Disons un peu ce que devenait la comtesse de Charny tandis qu'avait lieu, entre le comte et la reine, la scène que nous venons de raconter, et qui brisait si douloureusement une longue série de douleurs.
D'abord, pour nous qui connaissons l'état de son coeur, il est facile d'imaginer ce qu'elle souffrit à compter du départ d'Isidore.
Elle tremblait, à la fois, que ce grand projet, qu'elle avait deviné être celui d'une fuite, réussît ou échouât.
En effet, s'il réussissait, elle connaissait assez le dévouement du comte à ses maîtres pour être sûre que, dès que ceux-ci seraient en exil, il ne les quitterait plus ; s'il échouait, elle connaissait assez le courage d'Olivier pour être sûre qu'il lutterait jusqu'au dernier moment, tant qu'il resterait quelque espoir, et même lorsqu'il n'en resterait plus, contre les obstacles quels qu'ils fussent.
Du moment où Isidore avait pris congé d'elle, la comtesse avait donc eu l'oeil constamment ouvert pour saisir toute lueur, l'oreille constamment attentive pour percevoir tout bruit.
Le lendemain, elle apprit, avec le reste de la population parisienne, que le roi et la famille royale avaient quitté Paris dans la nuit.
Aucun accident n'avait signalé ce départ.
Puisqu'il y avait eu départ, comme elle s'en était doutée, Charny en était donc ; Charny s'éloignait d'elle !
Elle poussa un profond soupir, et s'agenouilla, priant pour la route heureuse.
Puis, pendant deux jours, Paris resta muet et sans écho.
Enfin, dans la matinée du troisième jour, une grande rumeur éclata sur la ville : le roi était arrêté à Varennes.
Il n'y avait aucun détail. A part ce coup de foudre, aucun bruit ; à part cet éclair, la nuit.
Le roi était arrêté à Varennes, voilà tout.
Andrée ignorait ce que c'était que Varennes. Cette petite ville, si fatalement célèbre depuis, ce bourg, qui devait plus tard devenir une menace pour toute royauté, partageait, à cette époque, l'obscurité qui pesait et qui pèse encore sur dix mille communes de France aussi peu importantes et aussi inconnues que lui.
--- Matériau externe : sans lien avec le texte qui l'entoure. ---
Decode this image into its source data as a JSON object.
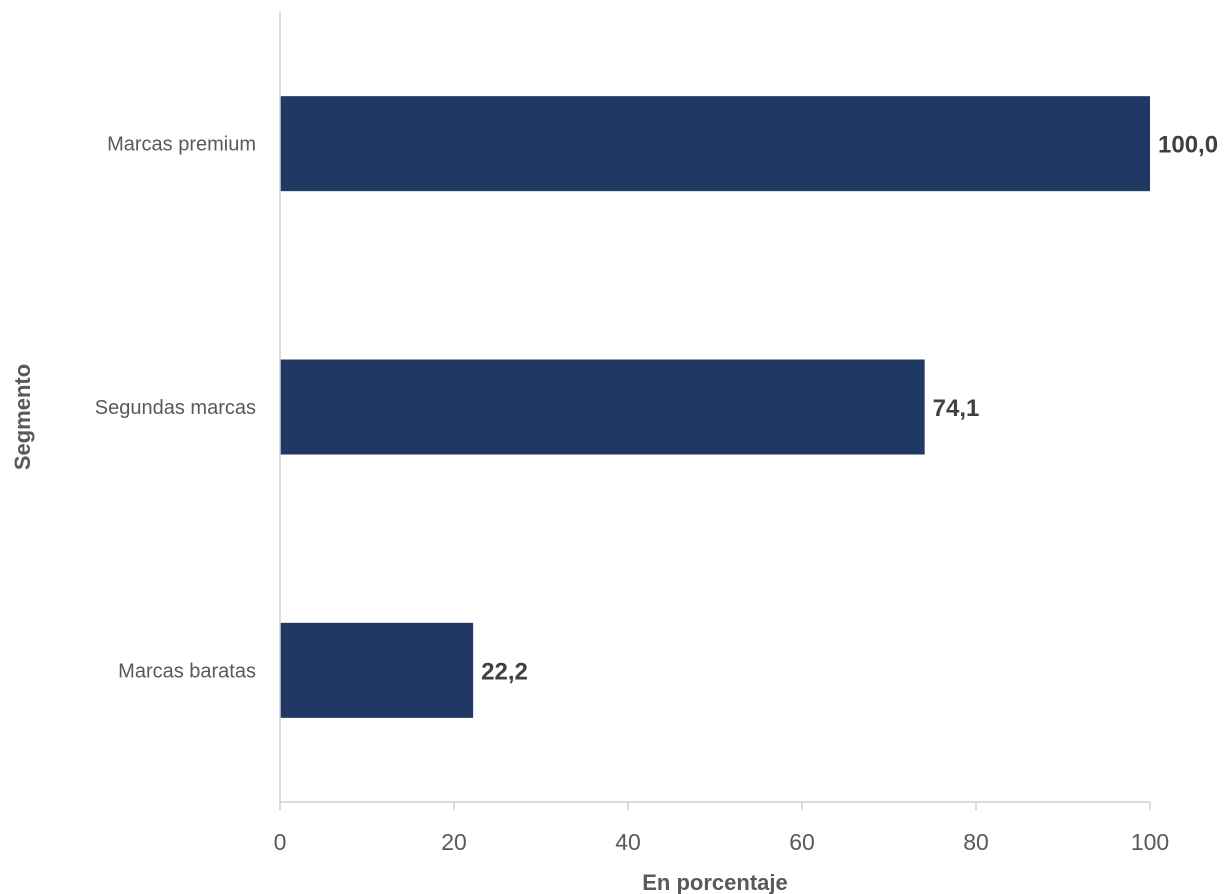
{
  "chart_data": {
    "type": "bar",
    "orientation": "horizontal",
    "categories": [
      "Marcas premium",
      "Segundas marcas",
      "Marcas baratas"
    ],
    "values": [
      100.0,
      74.1,
      22.2
    ],
    "data_labels": [
      "100,0",
      "74,1",
      "22,2"
    ],
    "xlabel": "En porcentaje",
    "ylabel": "Segmento",
    "xlim": [
      0,
      100
    ],
    "xticks": [
      0,
      20,
      40,
      60,
      80,
      100
    ],
    "xtick_labels": [
      "0",
      "20",
      "40",
      "60",
      "80",
      "100"
    ],
    "grid": false,
    "legend": "none",
    "bar_color": "#203864",
    "axis_color": "#d0d0d0"
  }
}
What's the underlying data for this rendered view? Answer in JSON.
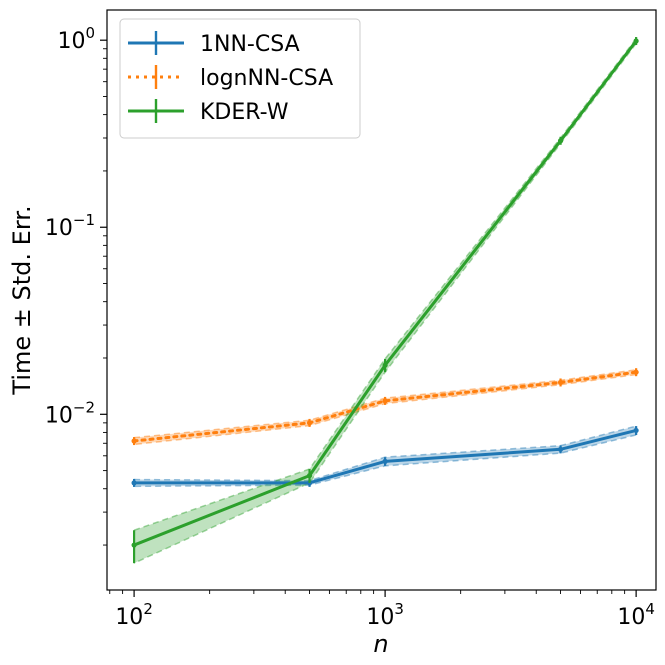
{
  "chart_data": {
    "type": "line",
    "xscale": "log",
    "yscale": "log",
    "xlabel": "n",
    "ylabel": "Time ± Std. Err.",
    "xlim": [
      78,
      12000
    ],
    "ylim": [
      0.00115,
      1.45
    ],
    "x_ticks": [
      {
        "value": 100,
        "base": "10",
        "exp": "2"
      },
      {
        "value": 1000,
        "base": "10",
        "exp": "3"
      },
      {
        "value": 10000,
        "base": "10",
        "exp": "4"
      }
    ],
    "y_ticks": [
      {
        "value": 0.01,
        "base": "10",
        "exp": "−2"
      },
      {
        "value": 0.1,
        "base": "10",
        "exp": "−1"
      },
      {
        "value": 1,
        "base": "10",
        "exp": "0"
      }
    ],
    "legend_position": "top-left",
    "series": [
      {
        "name": "1NN-CSA",
        "color": "#1f77b4",
        "line_style": "solid",
        "x": [
          100,
          500,
          1000,
          5000,
          10000
        ],
        "y": [
          0.0043,
          0.0043,
          0.0056,
          0.0065,
          0.0082
        ],
        "err": [
          0.00018,
          0.00012,
          0.0003,
          0.0003,
          0.00045
        ]
      },
      {
        "name": "lognNN-CSA",
        "color": "#ff7f0e",
        "line_style": "dotted",
        "x": [
          100,
          500,
          1000,
          5000,
          10000
        ],
        "y": [
          0.0072,
          0.009,
          0.0118,
          0.0148,
          0.0168
        ],
        "err": [
          0.0003,
          0.0003,
          0.0004,
          0.0004,
          0.0005
        ]
      },
      {
        "name": "KDER-W",
        "color": "#2ca02c",
        "line_style": "solid",
        "x": [
          100,
          500,
          1000,
          5000,
          10000
        ],
        "y": [
          0.002,
          0.0047,
          0.0183,
          0.29,
          0.99
        ],
        "err": [
          0.0004,
          0.0004,
          0.0015,
          0.01,
          0.03
        ]
      }
    ]
  }
}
Andrée ouvrit un dictionnaire de géographie et lut :
« Varennes-en-Argonne, chef-lieu de canton, habitants 1607. »

Puis elle chercha sur une carte, et découvrit Varennes, placé comme centre de triangle entre Stenay, Verdun et Châlons, à la lisière de sa forêt, sur le bord de sa petite rivière.
Ce fut donc sur ce point obscur de la France que se concentra désormais toute son attention. Ce fut là qu'elle vécut en pensées, en espérances et en craintes.
Puis, peu à peu, à la suite de la grande nouvelle, vinrent les nouvelles secondaires, comme, au lever du soleil, après le grand ensemble qu'il tire du chaos, viennent peu à peu les petits détails.
Ces petits détails étaient immenses pour elle.
M. de Bouillé, disait-on, avait poursuivi le roi, avait attaqué l'escorte, et, après un combat acharné, s'était retiré laissant la famille royale aux mains des patriotes vainqueurs.
Sans doute, Charny avait pris part à ce combat ; sans doute, Charny ne s'était retiré que le dernier, si toutefois Charny n'était pas resté sur le champ de bataille.
Puis, bientôt, on annonça que l'un des trois gardes du corps qui accompagnaient le roi avait été tué.
Puis le nom se fit jour. Seulement, on ne savait pas si c'était le vicomte ou le comte, si c'était Isidore ou Olivier de Charny.
C'était un Charny, on ne pouvait rien dire de plus.
Pendant les deux jours où cette question demeura indécise, le coeur d'Andrée roula dans d'inexprimables angoisses !
Enfin, on annonça le retour du roi et de la famille royale pour le samedi 26.
Les augustes prisonniers avaient couché à Meaux.
En calculant le temps et l'espace sur la mesure ordinaire, le roi devait être à Paris avant midi ; en supposant qu'il revînt aux Tuileries par la route la plus directe, le roi devait rentrer dans Paris par le faubourg Saint-Martin.
A onze heures, Mme de Charny, en costume de la plus grande simplicité, le visage couvert d'un voile, était à la barrière.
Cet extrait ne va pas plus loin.